Though he had much time to think, Michael did not waste time debating the ethics of the double lives he led, as a gay man and as a spy. Like Scottie, with her Vassar-dance entrapment of him, he had simply done what he needed to survive.

He thought for a moment. “I do. Hungary proved we can’t stop, because they’re not going to stop. I don’t want to see a world run by Moscow.” He paused, then said, “They’re talking about making Luce the ambassador to Brazil. But it could just as easily be Bangkok, or Bali, or Beirut.”

“Will Duncan go, too?”

“I think he might. Scottie—” He paused. “Maybe you want to go back to America and never see me again. I’ll give you a divorce, support you and the child.”

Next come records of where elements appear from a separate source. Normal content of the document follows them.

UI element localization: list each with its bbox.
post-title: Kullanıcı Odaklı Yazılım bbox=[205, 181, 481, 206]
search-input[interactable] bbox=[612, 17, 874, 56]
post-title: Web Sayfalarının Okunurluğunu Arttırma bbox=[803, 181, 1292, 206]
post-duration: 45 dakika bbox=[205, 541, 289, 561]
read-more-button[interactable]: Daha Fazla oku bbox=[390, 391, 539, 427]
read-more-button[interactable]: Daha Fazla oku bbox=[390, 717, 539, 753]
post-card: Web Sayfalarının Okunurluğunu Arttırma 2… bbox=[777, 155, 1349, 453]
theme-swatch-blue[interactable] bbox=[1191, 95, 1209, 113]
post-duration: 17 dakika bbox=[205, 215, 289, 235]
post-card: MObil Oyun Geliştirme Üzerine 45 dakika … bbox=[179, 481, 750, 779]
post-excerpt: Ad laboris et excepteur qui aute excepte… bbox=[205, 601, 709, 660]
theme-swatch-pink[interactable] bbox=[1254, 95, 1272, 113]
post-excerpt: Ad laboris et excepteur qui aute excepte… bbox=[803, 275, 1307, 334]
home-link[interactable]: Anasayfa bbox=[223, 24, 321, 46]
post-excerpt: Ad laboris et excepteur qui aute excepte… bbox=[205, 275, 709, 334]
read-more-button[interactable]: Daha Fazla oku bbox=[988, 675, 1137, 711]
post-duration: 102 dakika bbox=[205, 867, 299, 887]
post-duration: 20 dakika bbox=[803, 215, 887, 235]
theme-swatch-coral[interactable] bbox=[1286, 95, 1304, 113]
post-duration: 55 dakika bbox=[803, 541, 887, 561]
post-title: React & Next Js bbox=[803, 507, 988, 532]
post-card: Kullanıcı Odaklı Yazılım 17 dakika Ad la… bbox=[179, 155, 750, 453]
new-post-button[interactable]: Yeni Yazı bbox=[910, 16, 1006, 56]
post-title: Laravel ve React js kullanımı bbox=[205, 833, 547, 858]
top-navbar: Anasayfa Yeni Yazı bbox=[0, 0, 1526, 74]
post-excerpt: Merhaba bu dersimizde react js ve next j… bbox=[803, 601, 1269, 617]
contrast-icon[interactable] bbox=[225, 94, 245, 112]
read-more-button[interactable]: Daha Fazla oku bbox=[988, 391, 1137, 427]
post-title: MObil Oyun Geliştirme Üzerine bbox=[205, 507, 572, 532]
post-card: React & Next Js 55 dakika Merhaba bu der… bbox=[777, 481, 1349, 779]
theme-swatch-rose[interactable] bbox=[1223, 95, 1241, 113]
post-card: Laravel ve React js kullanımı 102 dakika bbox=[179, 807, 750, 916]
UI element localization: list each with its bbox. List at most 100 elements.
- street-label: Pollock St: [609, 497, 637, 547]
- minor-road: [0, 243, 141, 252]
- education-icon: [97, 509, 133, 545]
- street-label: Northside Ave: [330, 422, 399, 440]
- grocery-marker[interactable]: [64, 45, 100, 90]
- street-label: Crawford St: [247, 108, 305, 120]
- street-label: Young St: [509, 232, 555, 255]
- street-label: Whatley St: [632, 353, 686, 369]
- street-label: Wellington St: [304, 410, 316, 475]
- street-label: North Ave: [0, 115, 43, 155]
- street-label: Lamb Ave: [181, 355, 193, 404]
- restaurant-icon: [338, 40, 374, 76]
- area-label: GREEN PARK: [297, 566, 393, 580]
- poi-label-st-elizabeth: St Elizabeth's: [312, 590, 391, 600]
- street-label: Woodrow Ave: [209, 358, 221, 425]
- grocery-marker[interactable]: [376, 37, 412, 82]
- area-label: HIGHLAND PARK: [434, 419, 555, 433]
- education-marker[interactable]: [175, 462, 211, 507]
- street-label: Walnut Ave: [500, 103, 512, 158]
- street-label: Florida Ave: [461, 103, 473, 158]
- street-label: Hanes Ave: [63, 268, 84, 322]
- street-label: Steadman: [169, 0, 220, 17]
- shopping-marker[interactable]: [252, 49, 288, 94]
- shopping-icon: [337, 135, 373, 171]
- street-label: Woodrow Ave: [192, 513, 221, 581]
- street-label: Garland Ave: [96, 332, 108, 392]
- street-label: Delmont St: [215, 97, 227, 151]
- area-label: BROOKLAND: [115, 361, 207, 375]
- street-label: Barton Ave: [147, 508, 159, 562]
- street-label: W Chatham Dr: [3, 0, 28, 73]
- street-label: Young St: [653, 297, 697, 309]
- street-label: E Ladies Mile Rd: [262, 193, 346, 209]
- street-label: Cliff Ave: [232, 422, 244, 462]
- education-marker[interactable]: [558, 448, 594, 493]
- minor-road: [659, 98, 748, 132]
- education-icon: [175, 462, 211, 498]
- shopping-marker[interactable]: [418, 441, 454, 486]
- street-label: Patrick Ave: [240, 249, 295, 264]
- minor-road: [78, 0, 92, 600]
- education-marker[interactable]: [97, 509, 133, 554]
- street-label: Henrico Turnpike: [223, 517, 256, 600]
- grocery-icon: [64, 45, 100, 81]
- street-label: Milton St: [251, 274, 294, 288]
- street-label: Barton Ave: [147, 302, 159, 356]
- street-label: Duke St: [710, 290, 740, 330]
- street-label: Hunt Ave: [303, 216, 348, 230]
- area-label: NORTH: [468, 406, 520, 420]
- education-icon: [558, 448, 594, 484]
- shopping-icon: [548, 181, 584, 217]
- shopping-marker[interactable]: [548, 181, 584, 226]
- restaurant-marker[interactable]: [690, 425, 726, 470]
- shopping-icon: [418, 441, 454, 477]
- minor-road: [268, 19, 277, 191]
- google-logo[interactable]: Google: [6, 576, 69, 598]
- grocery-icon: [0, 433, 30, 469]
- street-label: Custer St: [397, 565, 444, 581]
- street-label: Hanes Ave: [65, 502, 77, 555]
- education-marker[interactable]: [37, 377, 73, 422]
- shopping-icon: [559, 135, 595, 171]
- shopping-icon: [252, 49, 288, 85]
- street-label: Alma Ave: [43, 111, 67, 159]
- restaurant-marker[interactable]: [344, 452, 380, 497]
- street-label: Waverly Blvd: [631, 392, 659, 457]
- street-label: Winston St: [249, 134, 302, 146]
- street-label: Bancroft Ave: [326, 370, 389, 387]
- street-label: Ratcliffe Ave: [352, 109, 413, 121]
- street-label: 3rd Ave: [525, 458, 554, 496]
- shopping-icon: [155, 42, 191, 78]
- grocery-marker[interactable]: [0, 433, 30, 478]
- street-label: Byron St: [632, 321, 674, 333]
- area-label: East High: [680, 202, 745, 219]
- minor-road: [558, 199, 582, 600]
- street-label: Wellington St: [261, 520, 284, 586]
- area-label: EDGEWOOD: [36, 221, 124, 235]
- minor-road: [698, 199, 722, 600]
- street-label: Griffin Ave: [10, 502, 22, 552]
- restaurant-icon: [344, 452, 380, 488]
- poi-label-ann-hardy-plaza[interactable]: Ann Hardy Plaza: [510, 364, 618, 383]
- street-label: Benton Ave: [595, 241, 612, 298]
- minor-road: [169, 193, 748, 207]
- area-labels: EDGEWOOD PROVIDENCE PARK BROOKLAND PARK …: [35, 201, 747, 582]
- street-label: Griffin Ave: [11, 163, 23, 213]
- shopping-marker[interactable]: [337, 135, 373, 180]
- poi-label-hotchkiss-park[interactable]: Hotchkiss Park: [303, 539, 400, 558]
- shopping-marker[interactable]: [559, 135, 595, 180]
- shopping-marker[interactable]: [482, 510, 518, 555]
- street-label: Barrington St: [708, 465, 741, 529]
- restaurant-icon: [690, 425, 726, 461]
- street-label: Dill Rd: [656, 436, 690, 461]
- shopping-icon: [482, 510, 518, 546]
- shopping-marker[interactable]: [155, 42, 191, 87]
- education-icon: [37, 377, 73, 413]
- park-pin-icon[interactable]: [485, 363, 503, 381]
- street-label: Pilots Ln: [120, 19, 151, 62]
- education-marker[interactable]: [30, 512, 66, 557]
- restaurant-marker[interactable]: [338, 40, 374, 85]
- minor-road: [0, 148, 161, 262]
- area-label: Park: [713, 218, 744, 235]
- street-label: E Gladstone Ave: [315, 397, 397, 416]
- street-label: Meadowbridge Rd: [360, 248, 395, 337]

She had thought a lot about what it would be like to be divorced and raising a child alone. She didn’t have family to help. She knew if she had to, she could do it, but the idea sounded terribly lonely to her, at least right now.

Michael continued, searching her face with his eyes. “But if you need—if you want me to still be your husband, and a father, I will be a good one.”

It was not the kind of love story she had read about in books or seen in the movies, not the kind of picture that sold cake frosting or cars or lipstick. And yet they were not playing roles, at least not to each other. It was a very different kind of marriage. She did not have to be anything other than herself. They had no secrets from each other, but many from the rest of the world. They liked each other, enjoyed each other’s company. She had to tolerate his lover, and there would probably be more, but there would never be other women. She could have lovers of her own. It was what was politely called a marriage of convenience. But there were so many women trapped in inconvenient marriages to men they couldn’t stand that it seemed exciting to contemplate continuing to be married to someone who genuinely loved her, and always would. And then there was the lasagna.

She thought of Julie. She hoped she would have the courage to leave if she ever felt like that. She was pretty sure she would.

She felt more ambivalent about the work they did. But it was better to be on the inside, she thought, being a voice of reason, than to abandon the Agency to people who saw anyone who didn’t look like them or speak their language as something less than human beings. She thought of what Carlo had said about the cost of being on the wrong side of history. She loved her country, and what it stood for, and because she knew its secrets and did not always trust its leaders to do the right thing, she would keep the promise she had made herself to not just love America, but to know it, to see how others saw it, to recognize its flaws and injustices, and try to make it better.

If the CIA would ship a car around the world, then likely they would ship a horse.

A huge flock of starlings danced and swooped over their heads, forming strange cloudlike patterns. Michael looked up. “A murmuration,” he said as the birds whirled in silent billowing shapes. “No one understands how it works, who’s in charge.”

Together they stared up, awed by the unexpected, inexplicable perfection of it.

“Brazil,” she said, as if it were neither a question nor an answer.